Thank you for all your responses everyone! An update, our 20th anniversary is at the end of September, and my husband FINALLY asked me yesterday, if I started looking at or started gathering ideas for my upgrade, because it is about 3 months out. In my heart I was waiting to hear the go-ahead from him, because this is jewelry piece that celebrates a joint event, and I wanted his involvement, to know that he is okay with me spending on something that only makes ME happy.
We agreed early on in our marriage that I could upgrade at significant anniversaries, I wanted to make sure he is still on board despite the big expenses for our teens. He actually asked to see my ideas and I showed him last night. My original ering was a 0.81ct rb, my 10 year upgrade was a 1.81ct rb.....so you guessed it, I would like to upgrade to 2.81ct for my 20th wedding anniversary. I don’t know if I want another rb. Fancy cuts start looking incredible at this size, and so to old cuts because you can really see the faceting. So that is all I’m saying right now :) stay tuned!
 
Happy hunting!
 
Guilt is the most useless feeling.

I don’t do guilt, I try to act ethical. Otherwise just make something right.

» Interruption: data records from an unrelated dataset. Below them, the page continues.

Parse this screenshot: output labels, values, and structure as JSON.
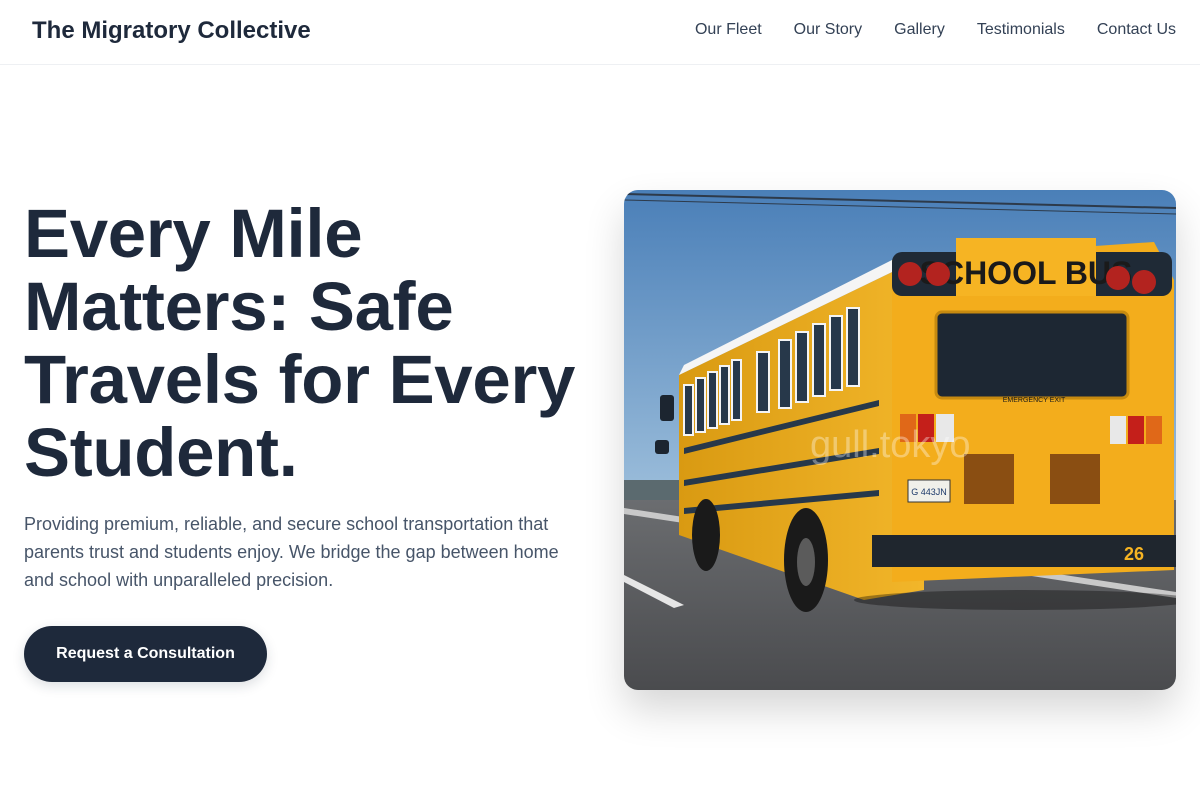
{
  "header": {
    "brand": "The Migratory Collective",
    "nav": [
      "Our Fleet",
      "Our Story",
      "Gallery",
      "Testimonials",
      "Contact Us"
    ]
  },
  "hero": {
    "title": "Every Mile Matters: Safe Travels for Every Student.",
    "subtitle": "Providing premium, reliable, and secure school transportation that parents trust and students enjoy. We bridge the gap between home and school with unparalleled precision.",
    "cta_label": "Request a Consultation"
  },
  "image": {
    "bus_sign": "SCHOOL BUS",
    "bus_number": "26",
    "emergency_label": "EMERGENCY EXIT",
    "plate": "G 443JN",
    "watermark": "gull.tokyo"
  }
}
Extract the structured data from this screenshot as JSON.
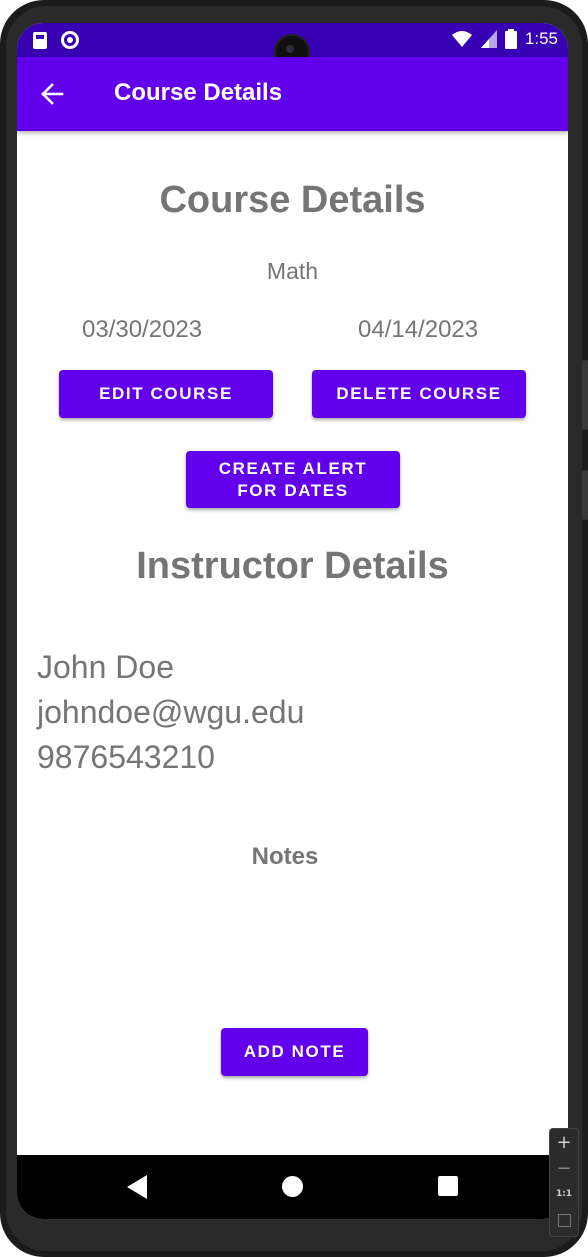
{
  "status_bar": {
    "time": "1:55",
    "left_icons": [
      "sd-card-icon",
      "circle-notification-icon"
    ],
    "right_icons": [
      "wifi-icon",
      "signal-icon",
      "battery-icon"
    ]
  },
  "app_bar": {
    "back_icon": "arrow-back-icon",
    "title": "Course Details"
  },
  "course": {
    "heading": "Course Details",
    "title": "Math",
    "start_date": "03/30/2023",
    "end_date": "04/14/2023",
    "edit_label": "EDIT COURSE",
    "delete_label": "DELETE COURSE",
    "alert_label": "CREATE ALERT FOR DATES"
  },
  "instructor": {
    "heading": "Instructor Details",
    "name": "John Doe",
    "email": "johndoe@wgu.edu",
    "phone": "9876543210"
  },
  "notes": {
    "heading": "Notes",
    "add_label": "ADD NOTE"
  },
  "nav_bar": {
    "icons": [
      "nav-back-icon",
      "nav-home-icon",
      "nav-recents-icon"
    ]
  },
  "emulator_controls": {
    "zoom_in": "+",
    "zoom_out": "−",
    "actual_size": "1:1"
  },
  "colors": {
    "primary": "#6200ee",
    "primary_dark": "#3700b3",
    "text_gray": "#757575"
  }
}
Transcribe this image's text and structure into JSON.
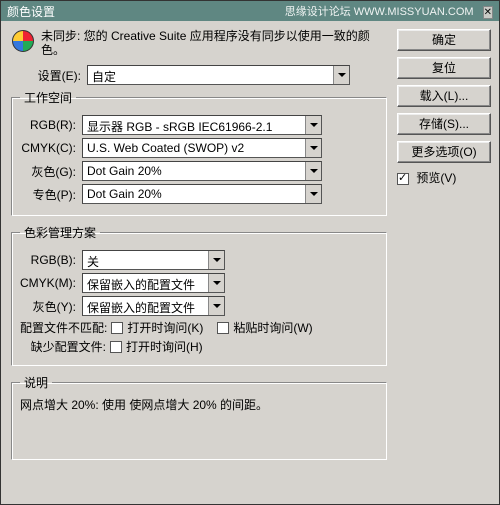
{
  "title": "颜色设置",
  "watermark": "思缘设计论坛  WWW.MISSYUAN.COM",
  "sync_text": "未同步: 您的 Creative Suite 应用程序没有同步以使用一致的颜色。",
  "settings": {
    "label": "设置(E):",
    "value": "自定"
  },
  "workspace": {
    "legend": "工作空间",
    "rgb": {
      "label": "RGB(R):",
      "value": "显示器 RGB - sRGB IEC61966-2.1"
    },
    "cmyk": {
      "label": "CMYK(C):",
      "value": "U.S. Web Coated (SWOP) v2"
    },
    "gray": {
      "label": "灰色(G):",
      "value": "Dot Gain 20%"
    },
    "spot": {
      "label": "专色(P):",
      "value": "Dot Gain 20%"
    }
  },
  "policy": {
    "legend": "色彩管理方案",
    "rgb": {
      "label": "RGB(B):",
      "value": "关"
    },
    "cmyk": {
      "label": "CMYK(M):",
      "value": "保留嵌入的配置文件"
    },
    "gray": {
      "label": "灰色(Y):",
      "value": "保留嵌入的配置文件"
    },
    "mismatch_label": "配置文件不匹配:",
    "mismatch_open": "打开时询问(K)",
    "mismatch_paste": "粘贴时询问(W)",
    "missing_label": "缺少配置文件:",
    "missing_open": "打开时询问(H)"
  },
  "description": {
    "legend": "说明",
    "text": "网点增大 20%: 使用 使网点增大 20% 的间距。"
  },
  "buttons": {
    "ok": "确定",
    "reset": "复位",
    "load": "载入(L)...",
    "save": "存储(S)...",
    "more": "更多选项(O)"
  },
  "preview": {
    "label": "预览(V)",
    "checked": true
  }
}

Guilt over bling or because the world is going through such bad times? No way!

I want to feed positivity, not negativity. The world and we need more positivity and endorphins now more than ever. The economy needs this too. People need it throughout the chain.

You really deserves this and your DH agrees.It does bring a smile on my face. See? You just did something positive. I am very happy for you guys!